Cette situation est donc paradoxale, à savoir que le collectif a besoin de traçabilité, mais l’individu qui doit la faire la refuse. C’est une situation déjà connue en traçabilité qui apparaît selon l’adage : « tout le monde a besoin de traçabilité, mais personne n’en veut » et ne veut ni changer son attitude, ni avoir du travail et des contraintes en plus. Le piège méthodologique ici est de négocier et donc de réduire la portée du système en le rendant soit presque inutile, soit tellement complexe qu’il en devient inutilisable. Il y a un niveau minimal en termes de fonctions qu’il convient de maintenir en démontrant l’enjeu de répondre à ces besoins et une certaine autorité pour modifier l’organisation existante, quitte à en passer par une obligation. Dans beaucoup de secteurs industriels, pour ne pas dire tous, la traçabilité est une obligation réglementaire et plus précisément une obligation totale de résultat fonctionnel qui permet au professionnel de définir ses moyens pour y parvenir.
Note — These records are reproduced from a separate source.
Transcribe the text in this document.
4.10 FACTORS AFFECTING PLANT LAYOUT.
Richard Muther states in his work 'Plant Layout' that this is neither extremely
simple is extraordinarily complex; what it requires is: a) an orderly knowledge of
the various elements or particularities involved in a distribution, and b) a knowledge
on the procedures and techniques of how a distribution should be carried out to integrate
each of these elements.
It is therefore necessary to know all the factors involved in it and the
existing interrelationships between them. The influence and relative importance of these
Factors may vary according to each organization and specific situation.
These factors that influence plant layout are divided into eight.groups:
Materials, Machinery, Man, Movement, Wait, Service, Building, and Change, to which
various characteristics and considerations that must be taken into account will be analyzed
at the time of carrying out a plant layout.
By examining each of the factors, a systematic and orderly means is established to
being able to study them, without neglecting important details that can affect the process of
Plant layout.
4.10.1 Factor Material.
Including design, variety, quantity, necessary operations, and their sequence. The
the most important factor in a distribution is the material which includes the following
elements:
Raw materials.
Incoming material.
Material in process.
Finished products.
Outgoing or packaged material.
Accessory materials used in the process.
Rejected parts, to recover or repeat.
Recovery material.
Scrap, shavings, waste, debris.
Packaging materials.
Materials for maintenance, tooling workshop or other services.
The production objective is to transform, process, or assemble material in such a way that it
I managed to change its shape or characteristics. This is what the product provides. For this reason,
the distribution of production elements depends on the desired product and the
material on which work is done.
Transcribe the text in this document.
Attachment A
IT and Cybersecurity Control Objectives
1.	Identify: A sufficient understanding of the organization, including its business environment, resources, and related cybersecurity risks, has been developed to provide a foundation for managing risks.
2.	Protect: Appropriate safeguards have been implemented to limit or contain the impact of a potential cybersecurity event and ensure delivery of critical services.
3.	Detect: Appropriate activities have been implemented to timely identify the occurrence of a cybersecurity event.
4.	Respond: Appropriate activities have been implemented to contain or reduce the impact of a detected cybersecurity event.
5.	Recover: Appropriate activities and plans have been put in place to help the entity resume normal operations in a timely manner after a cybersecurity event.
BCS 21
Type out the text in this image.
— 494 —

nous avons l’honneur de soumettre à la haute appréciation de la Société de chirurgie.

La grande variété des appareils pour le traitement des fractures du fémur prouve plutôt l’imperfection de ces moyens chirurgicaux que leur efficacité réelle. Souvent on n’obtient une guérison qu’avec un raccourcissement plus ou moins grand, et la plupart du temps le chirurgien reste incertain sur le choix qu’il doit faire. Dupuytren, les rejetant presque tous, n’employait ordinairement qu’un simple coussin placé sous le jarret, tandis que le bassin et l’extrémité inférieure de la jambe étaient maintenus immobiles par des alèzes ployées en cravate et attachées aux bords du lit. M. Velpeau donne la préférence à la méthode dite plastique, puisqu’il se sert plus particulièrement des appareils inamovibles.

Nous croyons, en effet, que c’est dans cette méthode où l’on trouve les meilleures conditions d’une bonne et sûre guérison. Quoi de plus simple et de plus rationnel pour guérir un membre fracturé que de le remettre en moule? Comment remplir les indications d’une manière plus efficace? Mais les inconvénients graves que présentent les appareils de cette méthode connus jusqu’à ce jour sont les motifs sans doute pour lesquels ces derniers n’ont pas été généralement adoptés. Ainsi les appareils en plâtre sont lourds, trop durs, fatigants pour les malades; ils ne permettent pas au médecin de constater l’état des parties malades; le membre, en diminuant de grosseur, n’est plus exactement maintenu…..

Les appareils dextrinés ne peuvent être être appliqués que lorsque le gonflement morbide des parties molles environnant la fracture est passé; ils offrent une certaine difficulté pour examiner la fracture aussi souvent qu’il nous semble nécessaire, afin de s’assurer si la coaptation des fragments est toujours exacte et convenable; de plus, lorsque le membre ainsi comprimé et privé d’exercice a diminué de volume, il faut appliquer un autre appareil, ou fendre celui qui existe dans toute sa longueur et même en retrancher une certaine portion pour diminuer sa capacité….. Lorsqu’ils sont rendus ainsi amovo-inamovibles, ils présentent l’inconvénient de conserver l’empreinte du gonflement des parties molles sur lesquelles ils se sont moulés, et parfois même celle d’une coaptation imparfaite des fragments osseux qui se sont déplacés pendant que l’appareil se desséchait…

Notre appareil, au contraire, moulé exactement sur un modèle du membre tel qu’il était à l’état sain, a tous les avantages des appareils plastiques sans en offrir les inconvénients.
Ce qui conduit à un autre piège lié à ce même paradoxe, la considération d’un système de traçabilité seulement comme une contrainte, que ce soit lors de sa conception comme lors de son utilisation. Donc, peu de personnes vont s’occuper de concevoir le système avec peu de temps et de moyens et au final, il y a aura des critiques, car les autres personnes qui vont l’utiliser ne seront pas satisfaites. Ce piège arrive souvent dans un cadre normal industriel, alors cela risque d’être pire dans ce cadre très particulier quand il s’agit de toute la population d’un pays !

Ce piège renvoie à l’inversion méthodologique présentée au début, à savoir commencer par la technologie en croyant que la technologie fait tout toute seule, sans effort et sans contrainte. Ce qui est faux bien entendu et provient du piège informatique ou de la technologie « magique ». L’IA et la Blockchain sont en ce moment à la mode, comme la RFID dans les années 2000 … Mais la traçabilité est un système qui s’organise avec des actions humaines et au moins deux temps incontournables : faire la trace et puis l’exploiter. Ce qui implique des moyens importants pour traiter l’information et pour y apporter une réponse avec un résultat vital à la clé. Où sont traitées les données ? Sur le territoire français ? Par quelle structure ? Le résultat du traitement est-il rapide et sûr ? A quel niveau ? L’identifiant crypté est-il inviolable ? Dans des circonstances normales, développer un système de traçabilité passe par la définition d’un cahier des charges fonctionnel basé sur une stratégie avec des process et des procédures validées. Qu’en est-il aujourd’hui ?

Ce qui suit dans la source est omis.